Frequently Asked Questions
This is my first time submitting a HREA where do I start?
You can find general information about submitting to an ethics committee here. Once you have familiarised yourself with that, you can find more guidance below and instructions on how to submit your project in our submission checklists.
I have a low risk study that I want to have reviewed what do I need to do?

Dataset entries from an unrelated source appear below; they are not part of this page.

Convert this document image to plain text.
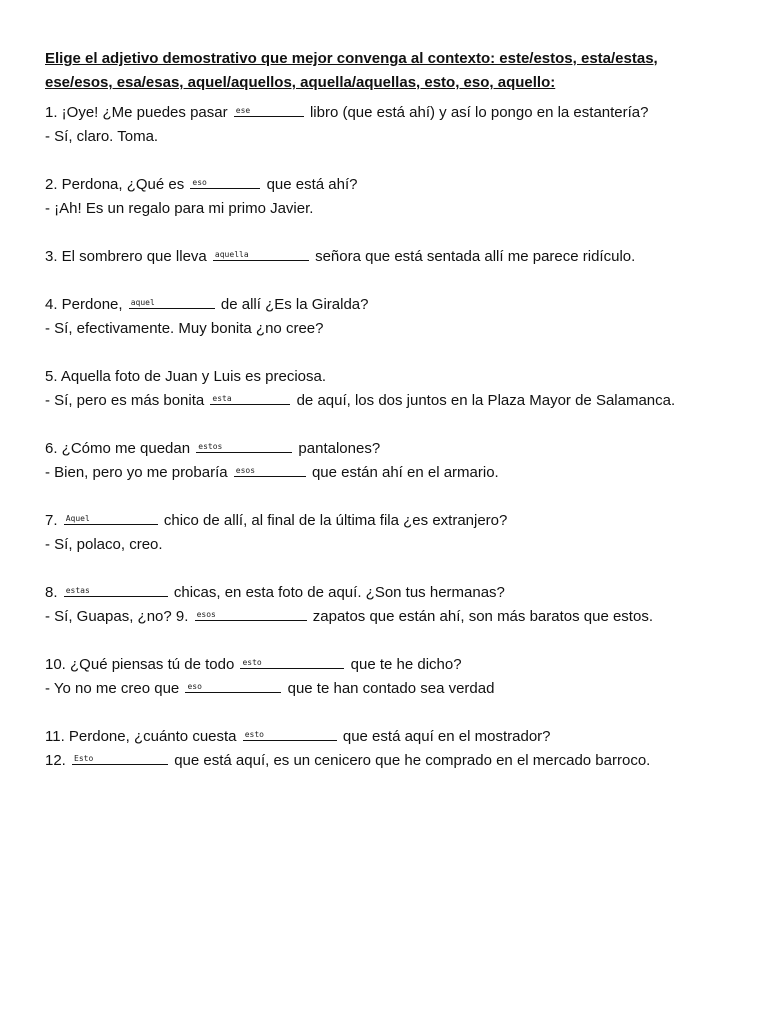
Elige el adjetivo demostrativo que mejor convenga al contexto: este/estos, esta/estas,
ese/esos, esa/esas, aquel/aquellos, aquella/aquellas, esto, eso, aquello:
1. ¡Oye! ¿Me puedes pasar ese	libro (que está ahí) y así lo pongo en la estantería?
- Sí, claro. Toma.
2. Perdona, ¿Qué es eso	que está ahí?
- ¡Ah! Es un regalo para mi primo Javier.
3. El sombrero que lleva aquella	señora que está sentada allí me parece ridículo.
4. Perdone, aquel	de allí ¿Es la Giralda?
- Sí, efectivamente. Muy bonita ¿no cree?
5. Aquella foto de Juan y Luis es preciosa.
- Sí, pero es más bonita esta	de aquí, los dos juntos en la Plaza Mayor de Salamanca.
6. ¿Cómo me quedan estos	pantalones?
- Bien, pero yo me probaría esos	que están ahí en el armario.
7. Aquel	chico de allí, al final de la última fila ¿es extranjero?
- Sí, polaco, creo.
8. estas	chicas, en esta foto de aquí. ¿Son tus hermanas?
- Sí, Guapas, ¿no? 9. esos	zapatos que están ahí, son más baratos que estos.
10. ¿Qué piensas tú de todo esto	que te he dicho?
- Yo no me creo que eso	que te han contado sea verdad
11. Perdone, ¿cuánto cuesta esto	que está aquí en el mostrador?
12. Esto	que está aquí, es un cenicero que he comprado en el mercado barroco.
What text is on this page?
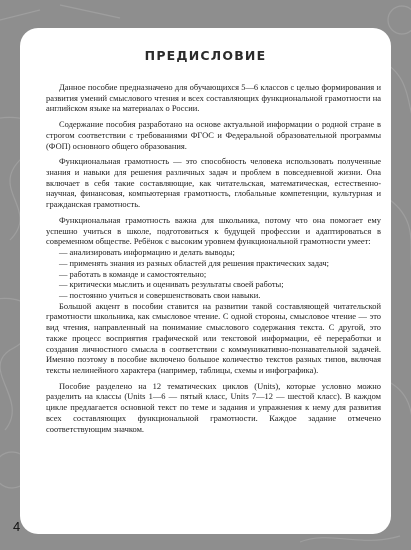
ПРЕДИСЛОВИЕ

Данное пособие предназначено для обучающихся 5—6 классов с целью формирования и развития умений смыслового чтения и всех составляющих функциональной грамотности на английском языке на материалах о России.

Содержание пособия разработано на основе актуальной информации о родной стране в строгом соответствии с требованиями ФГОС и Федеральной образовательной программы (ФОП) основного общего образования.

Функциональная грамотность — это способность человека использовать полученные знания и навыки для решения различных задач и проблем в повседневной жизни. Она включает в себя такие составляющие, как читательская, математическая, естественно-научная, финансовая, компьютерная грамотность, глобальные компетенции, культурная и гражданская грамотность.

Функциональная грамотность важна для школьника, потому что она помогает ему успешно учиться в школе, подготовиться к будущей профессии и адаптироваться в современном обществе. Ребёнок с высоким уровнем функциональной грамотности умеет:

— анализировать информацию и делать выводы;

— применять знания из разных областей для решения практических задач;

— работать в команде и самостоятельно;

— критически мыслить и оценивать результаты своей работы;

— постоянно учиться и совершенствовать свои навыки.

Большой акцент в пособии ставится на развитии такой составляющей читательской грамотности школьника, как смысловое чтение. С одной стороны, смысловое чтение — это вид чтения, направленный на понимание смыслового содержания текста. С другой, это также процесс восприятия графической или текстовой информации, её переработки и создания личностного смысла в соответствии с коммуникативно-познавательной задачей. Именно поэтому в пособие включено большое количество текстов разных типов, включая тексты нелинейного характера (например, таблицы, схемы и инфографика).

Пособие разделено на 12 тематических циклов (Units), которые условно можно разделить на классы (Units 1—6 — пятый класс, Units 7—12 — шестой класс). В каждом цикле предлагается основной текст по теме и задания и упражнения к нему для развития всех составляющих функциональной грамотности. Каждое задание отмечено соответствующим значком.

4
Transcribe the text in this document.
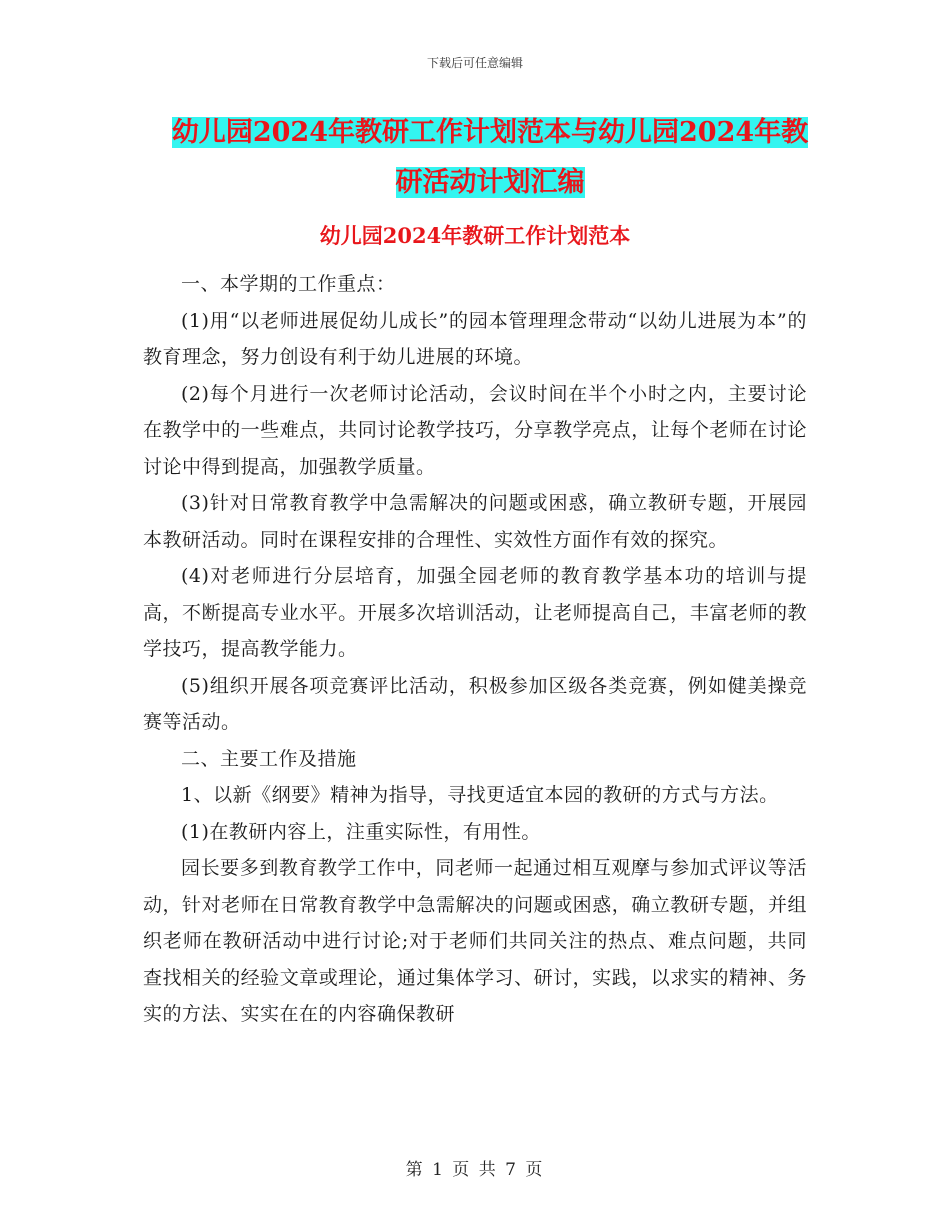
下载后可任意编辑
幼儿园2024年教研工作计划范本与幼儿园2024年教
研活动计划汇编
幼儿园2024年教研工作计划范本

一、本学期的工作重点：

(1)用“以老师进展促幼儿成长”的园本管理理念带动“以幼儿进展为本”的教育理念，努力创设有利于幼儿进展的环境。

(2)每个月进行一次老师讨论活动，会议时间在半个小时之内，主要讨论在教学中的一些难点，共同讨论教学技巧，分享教学亮点，让每个老师在讨论讨论中得到提高，加强教学质量。

(3)针对日常教育教学中急需解决的问题或困惑，确立教研专题，开展园本教研活动。同时在课程安排的合理性、实效性方面作有效的探究。

(4)对老师进行分层培育，加强全园老师的教育教学基本功的培训与提高，不断提高专业水平。开展多次培训活动，让老师提高自己，丰富老师的教学技巧，提高教学能力。

(5)组织开展各项竞赛评比活动，积极参加区级各类竞赛，例如健美操竞赛等活动。

二、主要工作及措施

1、以新《纲要》精神为指导，寻找更适宜本园的教研的方式与方法。

(1)在教研内容上，注重实际性，有用性。

园长要多到教育教学工作中，同老师一起通过相互观摩与参加式评议等活动，针对老师在日常教育教学中急需解决的问题或困惑，确立教研专题，并组织老师在教研活动中进行讨论;对于老师们共同关注的热点、难点问题，共同查找相关的经验文章或理论，通过集体学习、研讨，实践，以求实的精神、务实的方法、实实在在的内容确保教研

第 1 页 共 7 页
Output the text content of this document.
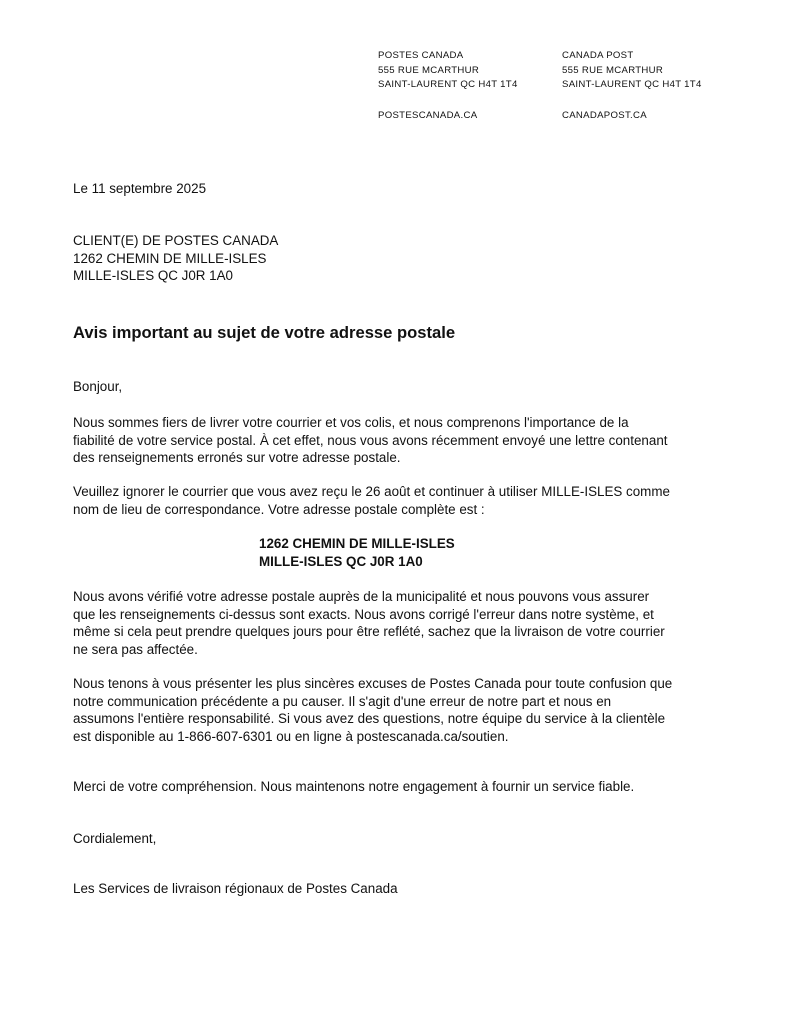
POSTES CANADA
555 RUE MCARTHUR
SAINT-LAURENT QC H4T 1T4
POSTESCANADA.CA
CANADA POST
555 RUE MCARTHUR
SAINT-LAURENT QC H4T 1T4
CANADAPOST.CA
Le 11 septembre 2025
CLIENT(E) DE POSTES CANADA
1262 CHEMIN DE MILLE-ISLES
MILLE-ISLES QC J0R 1A0
Avis important au sujet de votre adresse postale
Bonjour,
Nous sommes fiers de livrer votre courrier et vos colis, et nous comprenons l'importance de la fiabilité de votre service postal. À cet effet, nous vous avons récemment envoyé une lettre contenant des renseignements erronés sur votre adresse postale.
Veuillez ignorer le courrier que vous avez reçu le 26 août et continuer à utiliser MILLE-ISLES comme nom de lieu de correspondance. Votre adresse postale complète est :
1262 CHEMIN DE MILLE-ISLES
MILLE-ISLES QC J0R 1A0
Nous avons vérifié votre adresse postale auprès de la municipalité et nous pouvons vous assurer que les renseignements ci-dessus sont exacts. Nous avons corrigé l'erreur dans notre système, et même si cela peut prendre quelques jours pour être reflété, sachez que la livraison de votre courrier ne sera pas affectée.
Nous tenons à vous présenter les plus sincères excuses de Postes Canada pour toute confusion que notre communication précédente a pu causer. Il s'agit d'une erreur de notre part et nous en assumons l'entière responsabilité. Si vous avez des questions, notre équipe du service à la clientèle est disponible au 1-866-607-6301 ou en ligne à postescanada.ca/soutien.
Merci de votre compréhension. Nous maintenons notre engagement à fournir un service fiable.
Cordialement,
Les Services de livraison régionaux de Postes Canada
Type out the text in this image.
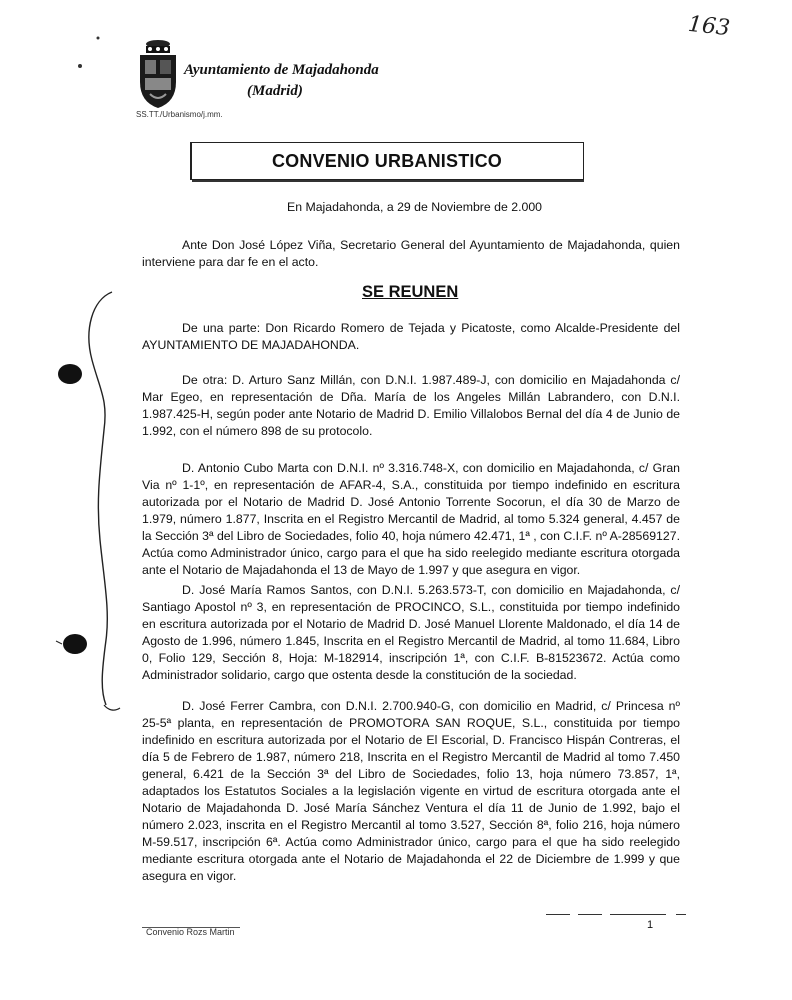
163
Ayuntamiento de Majadahonda
(Madrid)
SS.TT./Urbanismo/j.mm.
CONVENIO URBANISTICO
En Majadahonda, a 29 de Noviembre de 2.000

Ante Don José López Viña, Secretario General del Ayuntamiento de Majadahonda, quien interviene para dar fe en el acto.

SE REUNEN

De una parte: Don Ricardo Romero de Tejada y Picatoste, como Alcalde-Presidente del AYUNTAMIENTO DE MAJADAHONDA.

De otra: D. Arturo Sanz Millán, con D.N.I. 1.987.489-J, con domicilio en Majadahonda c/ Mar Egeo, en representación de Dña. María de los Angeles Millán Labrandero, con D.N.I. 1.987.425-H, según poder ante Notario de Madrid D. Emilio Villalobos Bernal del día 4 de Junio de 1.992, con el número 898 de su protocolo.

D. Antonio Cubo Marta con D.N.I. nº 3.316.748-X, con domicilio en Majadahonda, c/ Gran Via nº 1-1º, en representación de AFAR-4, S.A., constituida por tiempo indefinido en escritura autorizada por el Notario de Madrid D. José Antonio Torrente Socorun, el día 30 de Marzo de 1.979, número 1.877, Inscrita en el Registro Mercantil de Madrid, al tomo 5.324 general, 4.457 de la Sección 3ª del Libro de Sociedades, folio 40, hoja número 42.471, 1ª , con C.I.F. nº A-28569127. Actúa como Administrador único, cargo para el que ha sido reelegido mediante escritura otorgada ante el Notario de Majadahonda el 13 de Mayo de 1.997 y que asegura en vigor.

D. José María Ramos Santos, con D.N.I. 5.263.573-T, con domicilio en Majadahonda, c/ Santiago Apostol nº 3, en representación de PROCINCO, S.L., constituida por tiempo indefinido en escritura autorizada por el Notario de Madrid D. José Manuel Llorente Maldonado, el día 14 de Agosto de 1.996, número 1.845, Inscrita en el Registro Mercantil de Madrid, al tomo 11.684, Libro 0, Folio 129, Sección 8, Hoja: M-182914, inscripción 1ª, con C.I.F. B-81523672. Actúa como Administrador solidario, cargo que ostenta desde la constitución de la sociedad.

D. José Ferrer Cambra, con D.N.I. 2.700.940-G, con domicilio en Madrid, c/ Princesa nº 25-5ª planta, en representación de PROMOTORA SAN ROQUE, S.L., constituida por tiempo indefinido en escritura autorizada por el Notario de El Escorial, D. Francisco Hispán Contreras, el día 5 de Febrero de 1.987, número 218, Inscrita en el Registro Mercantil de Madrid al tomo 7.450 general, 6.421 de la Sección 3ª del Libro de Sociedades, folio 13, hoja número 73.857, 1ª, adaptados los Estatutos Sociales a la legislación vigente en virtud de escritura otorgada ante el Notario de Majadahonda D. José María Sánchez Ventura el día 11 de Junio de 1.992, bajo el número 2.023, inscrita en el Registro Mercantil al tomo 3.527, Sección 8ª, folio 216, hoja número M-59.517, inscripción 6ª. Actúa como Administrador único, cargo para el que ha sido reelegido mediante escritura otorgada ante el Notario de Majadahonda el 22 de Diciembre de 1.999 y que asegura en vigor.

Convenio Rozs Martin
1
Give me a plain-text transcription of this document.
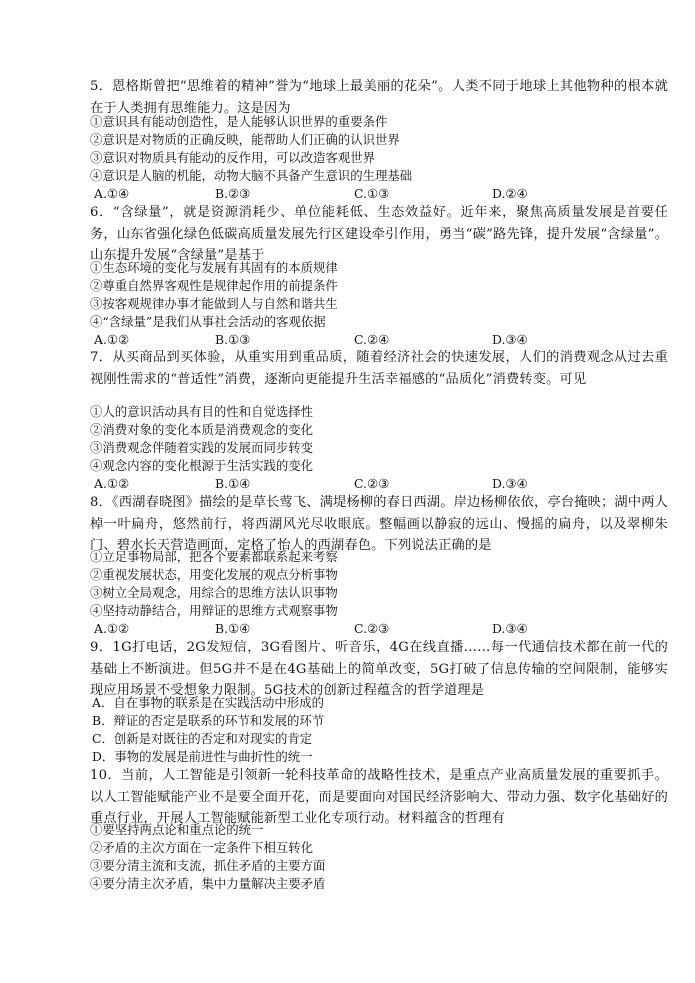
5．恩格斯曾把“思维着的精神”誉为“地球上最美丽的花朵”。人类不同于地球上其他物种的根本就在于人类拥有思维能力。这是因为
①意识具有能动创造性，是人能够认识世界的重要条件
②意识是对物质的正确反映，能帮助人们正确的认识世界
③意识对物质具有能动的反作用，可以改造客观世界
④意识是人脑的机能，动物大脑不具备产生意识的生理基础
A.①④	B.②③	C.①③	D.②④
6．“含绿量”，就是资源消耗少、单位能耗低、生态效益好。近年来，聚焦高质量发展是首要任务，山东省强化绿色低碳高质量发展先行区建设牵引作用，勇当“碳”路先锋，提升发展“含绿量”。山东提升发展“含绿量”是基于
①生态环境的变化与发展有其固有的本质规律
②尊重自然界客观性是规律起作用的前提条件
③按客观规律办事才能做到人与自然和谐共生
④“含绿量”是我们从事社会活动的客观依据
A.①②	B.①③	C.②④	D.③④
7．从买商品到买体验，从重实用到重品质，随着经济社会的快速发展，人们的消费观念从过去重视刚性需求的“普适性”消费，逐渐向更能提升生活幸福感的“品质化”消费转变。可见
①人的意识活动具有目的性和自觉选择性
②消费对象的变化本质是消费观念的变化
③消费观念伴随着实践的发展而同步转变
④观念内容的变化根源于生活实践的变化
A.①②	B.①④	C.②③	D.③④
8．《西湖春晓图》描绘的是草长莺飞、满堤杨柳的春日西湖。岸边杨柳依依，亭台掩映；湖中两人棹一叶扁舟，悠然前行，将西湖风光尽收眼底。整幅画以静寂的远山、慢摇的扁舟，以及翠柳朱门、碧水长天营造画面，定格了怡人的西湖春色。下列说法正确的是
①立足事物局部，把各个要素都联系起来考察
②重视发展状态，用变化发展的观点分析事物
③树立全局观念，用综合的思维方法认识事物
④坚持动静结合，用辩证的思维方式观察事物
A.①②	B.①④	C.②③	D.③④
9．1G打电话，2G发短信，3G看图片、听音乐，4G在线直播……每一代通信技术都在前一代的基础上不断演进。但5G并不是在4G基础上的简单改变，5G打破了信息传输的空间限制，能够实现应用场景不受想象力限制。5G技术的创新过程蕴含的哲学道理是
A．自在事物的联系是在实践活动中形成的
B．辩证的否定是联系的环节和发展的环节
C．创新是对既往的否定和对现实的肯定
D．事物的发展是前进性与曲折性的统一
10．当前，人工智能是引领新一轮科技革命的战略性技术，是重点产业高质量发展的重要抓手。以人工智能赋能产业不是要全面开花，而是要面向对国民经济影响大、带动力强、数字化基础好的重点行业，开展人工智能赋能新型工业化专项行动。材料蕴含的哲理有
①要坚持两点论和重点论的统一
②矛盾的主次方面在一定条件下相互转化
③要分清主流和支流，抓住矛盾的主要方面
④要分清主次矛盾，集中力量解决主要矛盾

The HREC Chairperson must first confirm that it is appropriate for review as a low risk study. Please submit a Protocol/Study Outline or completed HREA to the research office e-mail SVHS.Reserach@svha.org.au . You will be informed of the Chairperson’s decision as soon as possible.
When do the HREC Executive meetings take place?
Dates for HREC Executive meetings are not published, however they take place approximately every 2 weeks. For your submission to be reviewed at a given meeting, both the hard copy (with original wet ink signatures) and electronic copy submission must reach the Research Office, Translational Research Centre by 5 p.m. on the Thursday before the meeting.
I would like to submit a study for full HREC review how do I do this?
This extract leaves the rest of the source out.